Journal de Claire :
« Mercredi 27 décembre 1944
Me revoilà de nouveau à Paris ! C’est inimaginable mais cela est. Pas la peine de pleurer puisque cela devait être ainsi. Le jour de Noël alors que je me chauffais contre le poêle de notre chambre, Minko est arrivé et m’a dit qu’il avait besoin d’une ambulance d’urgence.
J’ai donc roulé toute la nuit et suis arrivée à Paris quand il faisait jour. Quelle réception à la C.R.F. ! Il résulte de tout cela que je suis de nouveau à Paris sans savoir ce que je vais faire.
Je reviens à ma soirée de Noël.
Triste messe de Noël qui aurait dû être merveilleuse dans cette petite église d’un petit village d’Alsace mais qui fut ratée parce que l’orgue avait le hoquet et que les chants étaient d’une pauvreté à pleurer. Je pensais à ce Noël qui était encore plus triste que les autres, je pensais à tous ceux qui mouraient dans cette nuit glacée, je pensais à tous les prisonniers, au désespoir de mon pauvre Patrice et je sais que j’ai prié pour lui, pour que cette horrible guerre finisse.
La messe n’était pas plus tôt finie que nous fûmes entassées dans deux ambulances et transportées dans un autre village où toute une bande d’officiers nous attendait pour fêter dignement Noël. La lune était magnifique et je garde un bon souvenir de ce petit voyage, serrées les unes contre les autres, en chantant. En dansant, je me disais : Mais si les Allemands attaquaient ? Vers 6 heures, un homme entra. Puis ce furent des conciliabules à voix basse et un officier me dit : On est en état d’alerte. Et ce fut le départ presque précipité.
Heureusement que la nuit fut courte car elle fut affreuse. Je crois n’avoir jamais eu aussi froid de ma vie. Je me souviendrai toujours de ce ciel de Noël, le lendemain. Tout était si beau que je me sentais heureuse et presque forte.
Juste avant le déjeuner, quelqu’un me frappa sur l’épaule. Je me retournai et me trouvai en face de Minko.
“Voilà, me dit-il, mon bataillon est à un kilomètre. Une offensive allemande est à craindre et je n’ai pas d’ambulance.”
J’étais très hésitante comme il se doit et je le fus pendant tout le déjeuner qu’il prit avec nous. Toutes les filles me poussaient à accepter. Bref, à la fin du repas j’allai trouver notre officier et lui demandai de dire au commandant que je partais.
Notre barda fut vite entassé dans l’auto de Minko et nous roulions depuis des kilomètres, que je n’avais pas encore réalisé ce que j’avais fait.
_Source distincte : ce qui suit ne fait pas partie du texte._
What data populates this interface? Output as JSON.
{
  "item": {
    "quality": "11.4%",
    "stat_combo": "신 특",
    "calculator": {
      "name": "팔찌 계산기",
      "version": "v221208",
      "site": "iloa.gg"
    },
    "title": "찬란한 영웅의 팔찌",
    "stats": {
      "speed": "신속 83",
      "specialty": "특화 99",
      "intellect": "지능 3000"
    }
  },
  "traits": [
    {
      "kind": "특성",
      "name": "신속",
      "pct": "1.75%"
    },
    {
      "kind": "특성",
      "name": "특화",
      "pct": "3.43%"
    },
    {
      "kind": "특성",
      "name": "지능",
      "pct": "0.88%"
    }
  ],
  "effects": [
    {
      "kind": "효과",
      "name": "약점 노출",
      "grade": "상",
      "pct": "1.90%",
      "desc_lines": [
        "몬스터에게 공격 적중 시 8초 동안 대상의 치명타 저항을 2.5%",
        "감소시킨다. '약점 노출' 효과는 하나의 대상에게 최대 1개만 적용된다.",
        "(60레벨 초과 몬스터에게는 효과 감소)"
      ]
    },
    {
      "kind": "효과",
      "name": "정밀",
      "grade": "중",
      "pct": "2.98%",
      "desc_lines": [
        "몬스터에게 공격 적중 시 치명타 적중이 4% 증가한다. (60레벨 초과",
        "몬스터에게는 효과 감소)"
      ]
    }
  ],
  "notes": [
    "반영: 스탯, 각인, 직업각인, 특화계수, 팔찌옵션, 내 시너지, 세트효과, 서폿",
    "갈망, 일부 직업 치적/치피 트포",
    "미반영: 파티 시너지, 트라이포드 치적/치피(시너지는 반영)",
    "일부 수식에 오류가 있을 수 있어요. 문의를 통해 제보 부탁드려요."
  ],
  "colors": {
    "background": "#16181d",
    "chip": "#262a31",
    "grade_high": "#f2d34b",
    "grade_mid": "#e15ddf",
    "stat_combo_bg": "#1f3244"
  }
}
Bon voyage malgré le froid. La lune était magnifique et j’aimais la regarder filer le long des arbres. Je fis ainsi la même route et vis le même paysage que de Gaulle qui, rentrant du front, nous dépassa. À cause de lui, on fut arrêté un nombre incalculable de fois. Nous dépassâmes une auto en feu et je dis : Pourvu que ce ne soit pas l’auto du Général. Ce n’était pas la sienne mais celle de de Lattre de Tassigny qui, n’ayant pas entendu les sommations des F.F.I., reçut une balle qui mit le feu à l’essence.
Nous arrivâmes à Paris vers 8 heures.
Aujourd’hui les nouvelles du front sont bonnes, le moral est bien meilleur. Il semble que les Allemands soient arrêtés.
J’ai à nouveau envie de repartir. »
Claire, comme elle en a pris l’habitude, commence une lettre à Patrice et recopie par commodité certains passages de ce qu’elle vient de relater dans son journal. Pas tout.
Elle estime inutile de citer le séduisant Minko qui, à l’inverse de son fiancé, est un homme libre et qui se bat. Minko devient un anonyme officier. Doit-elle encore avouer à Patrice qu’elle a pris l’initiative de quitter son poste pour aller chercher une ambulance à Paris ? Que c’est une faute aux yeux de certaines personnes de la Croix-Rouge ? Qu’elle risque d’être momentanément suspendue de ses fonctions ? Il ne comprendrait même pas de quoi il s’agit... Par prudence Claire s’en tient à la nuit de Noël et lui redit toute sa tendresse, sa hâte de le voir revenir, ses rêves d’avenir où il tient la première place. Les phrases lui viennent facilement, elle aime écrire des lettres d’amour. « Beaucoup plus que de les recevoir », pense-t-elle amusée.